Thursday, March 01, 2012

Three Cheers for Folk Psychology

“I should think that the distinctive task of a science of consciousness would be a credible and systematic account of the manner in which knowledge, desire, belief, and judgment come to be integrated into action plans by entities that have and that take an interest in themselves and in others. Put another way, the distinctive task pertains to what is distinctive about human life, which is not merely or primarily ‘subjective experience.’ What is distinctive about it is its amenability to rhetorical sources of motivation, to desires grounded in moral precepts, to forms of art and play, belief and conviction, and hopes and intuitions, by which ‘behavior’ rises to the level of personal responsibility.”—Daniel N. Robinson

Daniel N. Robinson’s Consciousness and Mental Life (New York: Columbia University Press, 2008) is an excellent historical and analytical treatment of the more intractable if not “timeless” topics in philosophy of mind concerning the “mind/body” problem, physicalism, and consciousness. Among the conclusions for which we find succinct yet impressive arguments: “Emergentism, supervenience, and epiphenomenalism, which, collectively, deny the immateriality of consciousness, offer no argument or evidence that seriously challenges dualistic alternatives. It cannot even be said that they are working hypotheses, because a working hypothesis is one that will rise or fall with the evidence, and there is no ‘evidence’ as such that could tell for or against ‘hypotheses’ of this sort. They are not scientific hypotheses, though they are phrased as if they were.”

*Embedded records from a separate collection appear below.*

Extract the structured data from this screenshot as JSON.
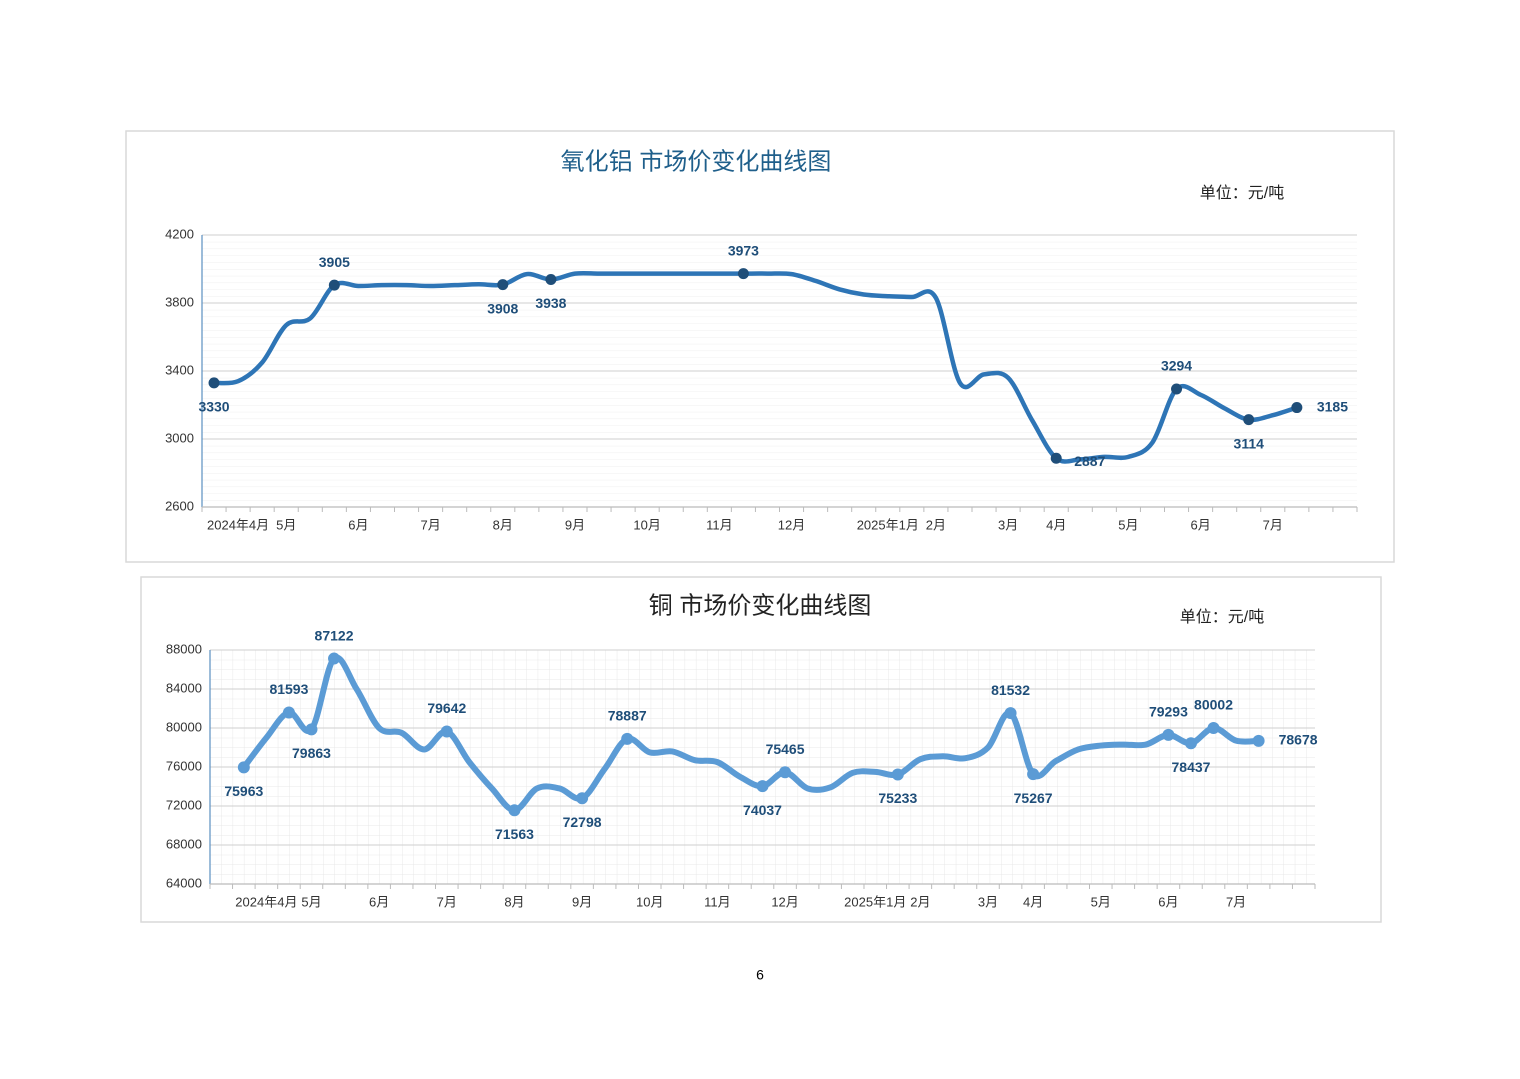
{
  "chart_data": [
    {
      "type": "line",
      "title": "氧化铝 市场价变化曲线图",
      "unit": "单位：元/吨",
      "categories": [
        "",
        "2024年4月",
        "",
        "5月",
        "",
        "",
        "6月",
        "",
        "",
        "7月",
        "",
        "",
        "8月",
        "",
        "",
        "9月",
        "",
        "",
        "10月",
        "",
        "",
        "11月",
        "",
        "",
        "12月",
        "",
        "",
        "",
        "2025年1月",
        "",
        "2月",
        "",
        "",
        "3月",
        "",
        "4月",
        "",
        "",
        "5月",
        "",
        "",
        "6月",
        "",
        "",
        "7月",
        "",
        "",
        ""
      ],
      "series": [
        {
          "color": "#2e75b6",
          "values": [
            3330,
            3340,
            3450,
            3670,
            3710,
            3905,
            3900,
            3905,
            3905,
            3900,
            3905,
            3910,
            3908,
            3970,
            3938,
            3973,
            3973,
            3973,
            3973,
            3973,
            3973,
            3973,
            3973,
            3973,
            3970,
            3930,
            3880,
            3850,
            3840,
            3835,
            3830,
            3330,
            3380,
            3360,
            3110,
            2887,
            2880,
            2895,
            2895,
            2980,
            3294,
            3260,
            3180,
            3114,
            3140,
            3185,
            null,
            null
          ],
          "value_labels": [
            "3330",
            null,
            null,
            null,
            null,
            "3905",
            null,
            null,
            null,
            null,
            null,
            null,
            "3908",
            null,
            "3938",
            null,
            null,
            null,
            null,
            null,
            null,
            null,
            "3973",
            null,
            null,
            null,
            null,
            null,
            null,
            null,
            null,
            null,
            null,
            null,
            null,
            "2887",
            null,
            null,
            null,
            null,
            "3294",
            null,
            null,
            "3114",
            null,
            "3185",
            null,
            null
          ]
        }
      ],
      "ylim": [
        2600,
        4200
      ],
      "yticks": [
        2600,
        3000,
        3400,
        3800,
        4200
      ],
      "grid": true
    },
    {
      "type": "line",
      "title": "铜 市场价变化曲线图",
      "unit": "单位：元/吨",
      "categories": [
        "",
        "",
        "2024年4月",
        "",
        "5月",
        "",
        "",
        "6月",
        "",
        "",
        "7月",
        "",
        "",
        "8月",
        "",
        "",
        "9月",
        "",
        "",
        "10月",
        "",
        "",
        "11月",
        "",
        "",
        "12月",
        "",
        "",
        "",
        "2025年1月",
        "",
        "2月",
        "",
        "",
        "3月",
        "",
        "4月",
        "",
        "",
        "5月",
        "",
        "",
        "6月",
        "",
        "",
        "7月",
        "",
        "",
        ""
      ],
      "series": [
        {
          "color": "#5b9bd5",
          "values": [
            null,
            75963,
            79000,
            81593,
            79863,
            87122,
            84000,
            80000,
            79500,
            77800,
            79642,
            76500,
            73800,
            71563,
            73800,
            73800,
            72798,
            75800,
            78887,
            77500,
            77600,
            76700,
            76500,
            75000,
            74037,
            75465,
            73800,
            73900,
            75400,
            75500,
            75233,
            76800,
            77100,
            76900,
            78000,
            81532,
            75267,
            76600,
            77800,
            78200,
            78300,
            78300,
            79293,
            78437,
            80002,
            78700,
            78678,
            null,
            null
          ],
          "value_labels": [
            null,
            "75963",
            null,
            "81593",
            "79863",
            "87122",
            null,
            null,
            null,
            null,
            "79642",
            null,
            null,
            "71563",
            null,
            null,
            "72798",
            null,
            "78887",
            null,
            null,
            null,
            null,
            null,
            "74037",
            "75465",
            null,
            null,
            null,
            null,
            "75233",
            null,
            null,
            null,
            null,
            "81532",
            "75267",
            null,
            null,
            null,
            null,
            null,
            "79293",
            "78437",
            "80002",
            null,
            "78678",
            null,
            null
          ]
        }
      ],
      "ylim": [
        64000,
        88000
      ],
      "yticks": [
        64000,
        68000,
        72000,
        76000,
        80000,
        84000,
        88000
      ],
      "grid": true
    }
  ],
  "page_number": "6"
}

Robinson demonstrates how “Cartesianism” is often a predictable straw man in contemporary philosophy and cognitive science, the irony being “that much of the anti-Cartesian labors of the day recover what is explicit in Descartes’ own work and that the more weighty criticisms were advanced by Descartes’ celebrated contemporaries. ‘Anti-Cartesianism’ is now largely ‘code’ for a defense of physicalism no more credible and no more coherent than what Descartes had attempted to defend. His was very a form of ‘cognitive neuroscience’ that would be surprisingly at home in today’s major centers of thought on these matters.”

See too:
  • Bennett, M.R. and P.M.S. Hacker. Philosophical Foundations of Neuroscience. Malden, MA: Blackwell, 2003.
  • Bennett, Maxwell, Daniel Dennett, Peter Hacker, John Searle, and Daniel Robinson. Neuroscience and Philosophy: Brain, Mind and Language. New York: Columbia University Press, 2007.
  • Descombes, Vincent (Stephen Adam Schwartz, tr.). The Mind’s Provisions: A Critique of Cognitivism. Princeton, NJ: Princeton University Press, 2001.
  • Horst, Steven. Beyond Reduction: Philosophy of Mind and Post-Reductionist Philosophy of Science. Oxford, UK: Oxford University Press, 2007.
  • Tallis, Raymond. The Explicit Animal: A Defence of Human Consciousness. New York: St. Martin’s Press, 1999 ed.
  • Tallis, Raymond. Aping Mankind: Neuromania, Darwinitis and the Misrepresentation of Humanity. Durham, England: Acumen, 2011.